Early in his career in Ireland, and following a visit to revolutionary France, Castlereagh recoiled from the democratic politics of his Presbyterian constituents in Ulster. Crossing the floor of the Irish Commons in support of the government, he took a leading role in detaining members of the republican conspiracy, the United Irishmen, his former political associates among them. After the 1798 Rebellion, as Chief Secretary for Ireland he pushed the Act of Union through the Irish Parliament. But it was without the Catholic Emancipation that both he and British Prime Minister William Pitt believed should have accompanied the creation of a United Kingdom.
From 1805 Castlereagh served under Pitt and then the Duke of Portland as Secretary of State for War.
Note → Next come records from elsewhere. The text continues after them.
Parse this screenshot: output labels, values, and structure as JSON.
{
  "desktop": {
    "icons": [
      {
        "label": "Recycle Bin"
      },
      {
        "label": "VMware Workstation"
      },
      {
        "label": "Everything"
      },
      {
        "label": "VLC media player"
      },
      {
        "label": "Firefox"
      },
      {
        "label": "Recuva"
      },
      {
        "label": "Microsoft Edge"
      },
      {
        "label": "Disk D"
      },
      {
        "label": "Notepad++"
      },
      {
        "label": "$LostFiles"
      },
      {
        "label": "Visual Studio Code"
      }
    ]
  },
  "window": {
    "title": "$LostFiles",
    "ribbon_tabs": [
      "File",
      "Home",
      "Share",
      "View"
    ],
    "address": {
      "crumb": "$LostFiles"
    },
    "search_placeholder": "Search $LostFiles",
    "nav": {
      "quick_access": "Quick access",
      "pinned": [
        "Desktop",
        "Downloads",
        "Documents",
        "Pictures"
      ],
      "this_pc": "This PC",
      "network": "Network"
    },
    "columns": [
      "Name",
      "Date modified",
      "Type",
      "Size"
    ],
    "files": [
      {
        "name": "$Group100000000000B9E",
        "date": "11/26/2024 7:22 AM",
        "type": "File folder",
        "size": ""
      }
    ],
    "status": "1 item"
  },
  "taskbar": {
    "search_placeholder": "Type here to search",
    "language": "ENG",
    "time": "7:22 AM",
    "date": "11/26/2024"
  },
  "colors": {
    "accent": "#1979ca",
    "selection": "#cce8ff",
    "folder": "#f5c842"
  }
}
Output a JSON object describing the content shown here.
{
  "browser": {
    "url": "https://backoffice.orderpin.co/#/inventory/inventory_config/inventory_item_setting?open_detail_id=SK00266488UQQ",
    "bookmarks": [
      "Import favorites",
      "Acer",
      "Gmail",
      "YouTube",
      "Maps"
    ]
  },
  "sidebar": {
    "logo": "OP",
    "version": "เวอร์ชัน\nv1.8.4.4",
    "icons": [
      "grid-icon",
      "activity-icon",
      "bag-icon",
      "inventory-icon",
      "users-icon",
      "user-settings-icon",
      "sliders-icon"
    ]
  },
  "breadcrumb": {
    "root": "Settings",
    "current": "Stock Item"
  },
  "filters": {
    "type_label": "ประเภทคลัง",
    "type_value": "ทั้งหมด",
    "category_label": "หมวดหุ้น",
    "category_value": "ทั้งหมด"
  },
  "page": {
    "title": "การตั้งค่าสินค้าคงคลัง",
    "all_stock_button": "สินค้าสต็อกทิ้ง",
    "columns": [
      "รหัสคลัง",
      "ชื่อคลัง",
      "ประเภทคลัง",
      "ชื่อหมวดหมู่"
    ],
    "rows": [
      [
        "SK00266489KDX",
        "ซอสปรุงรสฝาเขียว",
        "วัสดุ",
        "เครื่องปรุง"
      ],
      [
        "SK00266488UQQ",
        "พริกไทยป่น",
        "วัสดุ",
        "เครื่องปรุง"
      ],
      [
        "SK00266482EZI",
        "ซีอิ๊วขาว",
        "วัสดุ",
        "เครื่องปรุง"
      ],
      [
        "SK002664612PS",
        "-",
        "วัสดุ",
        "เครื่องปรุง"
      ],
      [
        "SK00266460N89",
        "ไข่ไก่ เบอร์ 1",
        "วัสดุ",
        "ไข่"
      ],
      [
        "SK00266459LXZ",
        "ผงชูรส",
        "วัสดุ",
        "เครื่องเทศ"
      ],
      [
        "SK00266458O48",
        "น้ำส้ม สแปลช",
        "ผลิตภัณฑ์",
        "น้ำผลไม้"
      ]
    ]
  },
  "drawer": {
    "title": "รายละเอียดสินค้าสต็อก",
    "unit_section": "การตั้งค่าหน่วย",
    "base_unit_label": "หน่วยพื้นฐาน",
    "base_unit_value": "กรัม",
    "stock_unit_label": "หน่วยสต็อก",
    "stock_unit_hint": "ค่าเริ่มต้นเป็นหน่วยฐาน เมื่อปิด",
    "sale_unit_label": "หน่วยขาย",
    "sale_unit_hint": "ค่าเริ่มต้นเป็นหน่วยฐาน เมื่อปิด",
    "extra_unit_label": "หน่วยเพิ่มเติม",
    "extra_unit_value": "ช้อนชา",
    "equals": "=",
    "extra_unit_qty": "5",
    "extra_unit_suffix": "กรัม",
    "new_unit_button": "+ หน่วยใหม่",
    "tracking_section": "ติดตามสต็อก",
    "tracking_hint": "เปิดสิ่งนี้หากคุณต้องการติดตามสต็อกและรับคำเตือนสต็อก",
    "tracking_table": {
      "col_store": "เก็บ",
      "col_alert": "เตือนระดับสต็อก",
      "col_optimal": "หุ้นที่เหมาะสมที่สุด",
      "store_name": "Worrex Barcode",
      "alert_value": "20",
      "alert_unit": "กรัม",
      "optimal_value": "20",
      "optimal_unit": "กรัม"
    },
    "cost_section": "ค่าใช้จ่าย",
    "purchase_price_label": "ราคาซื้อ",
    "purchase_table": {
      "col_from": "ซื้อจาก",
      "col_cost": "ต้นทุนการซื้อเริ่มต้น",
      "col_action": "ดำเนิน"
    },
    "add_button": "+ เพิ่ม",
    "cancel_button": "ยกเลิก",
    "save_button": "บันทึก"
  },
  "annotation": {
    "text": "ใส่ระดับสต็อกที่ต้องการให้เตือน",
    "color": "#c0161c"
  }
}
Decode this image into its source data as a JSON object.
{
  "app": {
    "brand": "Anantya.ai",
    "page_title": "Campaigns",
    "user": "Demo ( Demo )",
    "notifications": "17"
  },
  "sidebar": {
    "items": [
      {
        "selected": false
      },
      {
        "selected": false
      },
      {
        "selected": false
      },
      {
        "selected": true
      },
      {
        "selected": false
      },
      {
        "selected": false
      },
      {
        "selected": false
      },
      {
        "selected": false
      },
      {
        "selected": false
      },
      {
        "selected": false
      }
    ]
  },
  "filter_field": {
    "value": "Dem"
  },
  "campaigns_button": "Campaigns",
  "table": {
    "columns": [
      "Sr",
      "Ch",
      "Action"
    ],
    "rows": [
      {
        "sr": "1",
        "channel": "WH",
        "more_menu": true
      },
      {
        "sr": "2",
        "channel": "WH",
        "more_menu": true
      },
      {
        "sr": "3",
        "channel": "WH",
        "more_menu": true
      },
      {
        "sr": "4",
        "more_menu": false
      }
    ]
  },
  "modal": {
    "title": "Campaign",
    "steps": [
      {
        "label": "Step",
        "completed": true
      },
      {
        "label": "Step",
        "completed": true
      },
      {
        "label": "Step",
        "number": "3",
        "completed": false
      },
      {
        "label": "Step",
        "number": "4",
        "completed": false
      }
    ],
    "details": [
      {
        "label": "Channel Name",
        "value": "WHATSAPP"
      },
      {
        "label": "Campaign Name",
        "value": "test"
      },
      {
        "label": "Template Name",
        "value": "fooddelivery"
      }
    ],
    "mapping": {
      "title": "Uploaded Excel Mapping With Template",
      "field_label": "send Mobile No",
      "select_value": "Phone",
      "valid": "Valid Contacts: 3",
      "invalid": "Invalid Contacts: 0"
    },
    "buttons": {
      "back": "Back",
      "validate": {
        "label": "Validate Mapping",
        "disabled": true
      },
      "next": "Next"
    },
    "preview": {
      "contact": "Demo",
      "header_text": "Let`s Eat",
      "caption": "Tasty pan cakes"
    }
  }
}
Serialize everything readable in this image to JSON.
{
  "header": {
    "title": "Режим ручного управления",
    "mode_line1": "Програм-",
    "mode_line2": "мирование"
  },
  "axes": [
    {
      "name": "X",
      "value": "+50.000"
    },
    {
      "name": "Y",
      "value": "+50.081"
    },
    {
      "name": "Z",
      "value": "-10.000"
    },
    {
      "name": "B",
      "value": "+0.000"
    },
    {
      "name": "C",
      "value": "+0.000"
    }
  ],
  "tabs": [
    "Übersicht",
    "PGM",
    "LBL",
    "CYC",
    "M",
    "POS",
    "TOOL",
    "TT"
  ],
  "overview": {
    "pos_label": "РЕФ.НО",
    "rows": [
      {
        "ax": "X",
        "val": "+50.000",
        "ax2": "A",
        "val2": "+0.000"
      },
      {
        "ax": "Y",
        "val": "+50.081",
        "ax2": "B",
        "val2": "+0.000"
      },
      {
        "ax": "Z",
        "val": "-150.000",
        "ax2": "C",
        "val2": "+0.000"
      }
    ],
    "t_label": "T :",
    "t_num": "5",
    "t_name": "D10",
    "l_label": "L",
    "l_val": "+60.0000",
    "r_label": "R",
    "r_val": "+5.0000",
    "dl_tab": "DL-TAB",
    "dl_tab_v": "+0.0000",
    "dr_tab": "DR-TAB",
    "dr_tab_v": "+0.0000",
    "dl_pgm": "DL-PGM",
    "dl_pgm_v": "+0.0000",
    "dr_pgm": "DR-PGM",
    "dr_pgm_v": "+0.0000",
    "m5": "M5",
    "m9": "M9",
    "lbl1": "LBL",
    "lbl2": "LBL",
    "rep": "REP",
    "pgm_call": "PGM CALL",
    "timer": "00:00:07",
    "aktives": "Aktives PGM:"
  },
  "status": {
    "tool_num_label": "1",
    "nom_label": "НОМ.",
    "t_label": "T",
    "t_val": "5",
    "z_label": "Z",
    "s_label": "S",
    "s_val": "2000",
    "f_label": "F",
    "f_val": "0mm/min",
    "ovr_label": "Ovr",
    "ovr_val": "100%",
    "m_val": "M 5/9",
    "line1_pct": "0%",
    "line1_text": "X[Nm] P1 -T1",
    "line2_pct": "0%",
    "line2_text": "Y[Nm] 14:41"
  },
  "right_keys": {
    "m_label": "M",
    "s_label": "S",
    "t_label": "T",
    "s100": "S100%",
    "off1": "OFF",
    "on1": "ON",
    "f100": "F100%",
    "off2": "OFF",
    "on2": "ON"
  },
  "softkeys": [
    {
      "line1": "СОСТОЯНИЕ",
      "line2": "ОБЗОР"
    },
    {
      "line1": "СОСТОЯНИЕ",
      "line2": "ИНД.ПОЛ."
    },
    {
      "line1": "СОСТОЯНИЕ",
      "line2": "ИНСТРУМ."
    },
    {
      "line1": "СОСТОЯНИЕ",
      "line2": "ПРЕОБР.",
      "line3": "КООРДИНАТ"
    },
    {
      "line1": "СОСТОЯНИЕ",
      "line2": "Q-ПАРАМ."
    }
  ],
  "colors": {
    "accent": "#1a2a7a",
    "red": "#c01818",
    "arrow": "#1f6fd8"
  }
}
In 1809 he was obliged to resign after fighting a duel with the Foreign Secretary, George Canning. In 1812 Castlereagh returned to government serving Lord Liverpool as Foreign Secretary and as Leader of the House of Commons.
Castlereagh organised and financed the alliance that defeated Napoleon, bringing the powers together at the Treaty of Chaumont in 1814. After Napoleon's second abdication in 1815, Castlereagh worked with the European courts represented at the Congress of Vienna to frame the territorial, and broadly conservative, continental order that was to hold until mid-century. He blocked harsh terms against France believing that a treaty based on vengeance and retaliation would upset a necessary balance of powers. France restored the Bourbons kings and her frontiers were restored to 1791 lines. Her British-occupied colonies were returned. In 1820 Castlereagh enunciated a policy of non-intervention, proposing that Britain hold herself aloof from continental affairs.
After 1815, at home, Castlereagh supported repressive measures that linked him in public opinion to the Peterloo Massacre of 1819. Widely reviled in both Ireland and Great Britain, overworked, and personally distressed, Castlereagh died of suicide in 1822.